Dal Vangelo secondo Matteo (Mt 5,1-12a)
In quel tempo, vedendo le folle, Gesù salì sul monte: si pose a sedere e si avvicinarono a lui i suoi discepoli. Si mise a parlare e insegnava loro dicendo:
«Beati i poveri in spirito,
perché di essi è il regno dei cieli.
Beati quelli che sono nel pianto,
perché saranno consolati.
Beati i miti,
perché avranno in eredità la terra.
Beati quelli che hanno fame e sete della giustizia,
perché saranno saziati.
Beati i misericordiosi,
perché troveranno misericordia.
Beati i puri di cuore,
perché vedranno Dio.
Beati gli operatori di pace,
perché saranno chiamati figli di Dio.
Beati i perseguitati per la giustizia,
perché di essi è il regno dei cieli.
Beati voi quando vi insulteranno, vi perseguiteranno e, mentendo, diranno ogni sorta di male contro di voi per causa mia. Rallegratevi ed esultate, perché grande è la vostra ricompensa nei cieli».
UN REGNO PER … E UNA COMUNITA’ … DI BEATI
La missione di Gesù intorno al lago di Tiberiade, ha il suo vertice nella catechesi-proposta che Gesù tiene dinanzi alla folla che seduta lo ascolta e già si domanda cosa sia questo nuovo messaggio.

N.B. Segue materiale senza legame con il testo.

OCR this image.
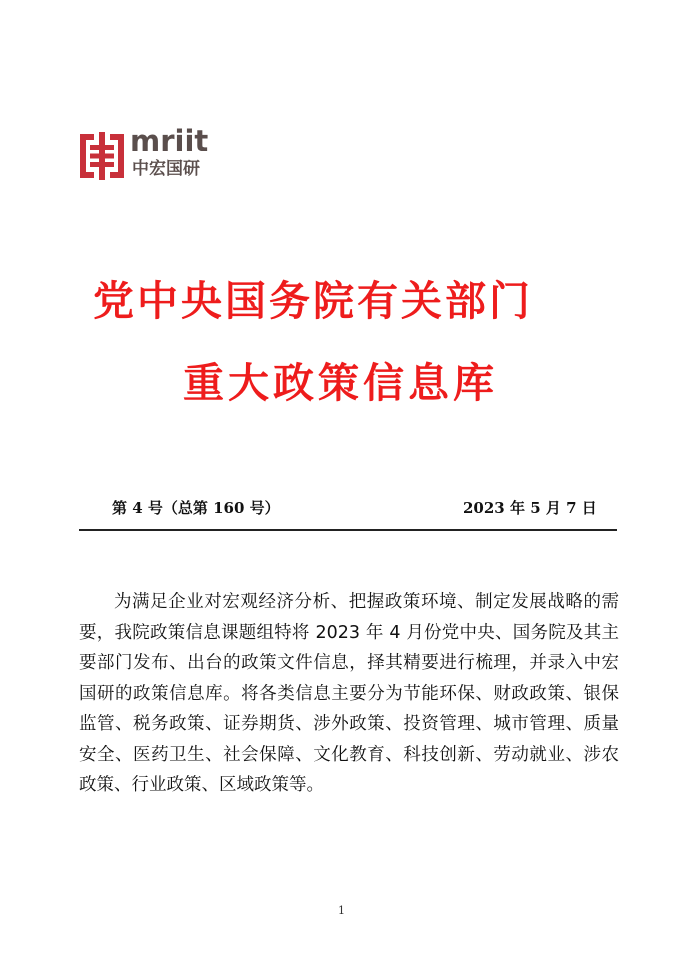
mriit
中宏国研
党中央国务院有关部门
重大政策信息库
第 4 号（总第 160 号）	2023 年 5 月 7 日

为满足企业对宏观经济分析、把握政策环境、制定发展战略的需要，我院政策信息课题组特将 2023 年 4 月份党中央、国务院及其主要部门发布、出台的政策文件信息，择其精要进行梳理，并录入中宏国研的政策信息库。将各类信息主要分为节能环保、财政政策、银保监管、税务政策、证券期货、涉外政策、投资管理、城市管理、质量安全、医药卫生、社会保障、文化教育、科技创新、劳动就业、涉农政策、行业政策、区域政策等。

1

Non c’è spazio per orgogliosi, violenti, strumentalizzatori del bene, avidi, mercanti di guerra, massacratori della verità in un nuovo regno che Gesù propone. Non c’è spazio per chi ritiene di essere più grande e più potente degli altri. Non c’è spazio per chi vuole sopprimere la vita e soprattutto per chi ritiene che l’altro sia solo uno strumento da usare e da scartare nella società in cui i numeri valgono più delle persone.
I “beati” non sono i messi da parte della società del consumismo e dei potentati. I “beati” che Gesù proclama sulla collina che s’affaccia a ridosso del lago, sono coloro che credono nel Vangelo e vogliono impegnarsi a dare e ridare quotidianamente speranza e fiducia a tutti quelli che hanno smarrito il senso del vivere. Non è un regno per i perfetti e i perfettibili, ma per chi è sulla strada e non accetta le logiche degli scarti e degli avanzi.
I “beati” non hanno maschere. Camminano insieme e reciprocamente si scambiano una mano d’aiuto. S’incontrano nei tuguri e nelle bidonville; nelle carceri di tutti coloro che sono imprigionati per fede o sono condannati ingiustamente; nelle parole di coloro che richiamano il senso della pace e camminano in silenzio affinché si smettano di costruire strumenti di morte; nelle sale operatorie dove si opera l’obiezione di coscienza contro la soppressione della vita nascente; nei testimoni coraggiosi di coloro che sono torturati o uccisi ancora oggi nel nome di Gesù; nelle azioni e nei volti di tutti quelli che limpidamente e candidamente cercano di realizzare un fetta di paradiso in terra.
Questo non è un regno per “precisini, ma per i cristiani che credono nell’amore vero e non si limitano a vivere secondo le consuetudini e le convenzioni di una comunità che spesso non riesce a realizzare nulla. La comunità dei beati non è collocabile sui monti delle meraviglie, ma nelle strade nell’amore e nei luoghi nascosti e dimenticati. Non si realizza immediatamente e non ha limiti di concretizzazione. Per farne parte c’è solo l’assenso da dover dare e la scelta di operare senza mai stancarsi … fino alla fine.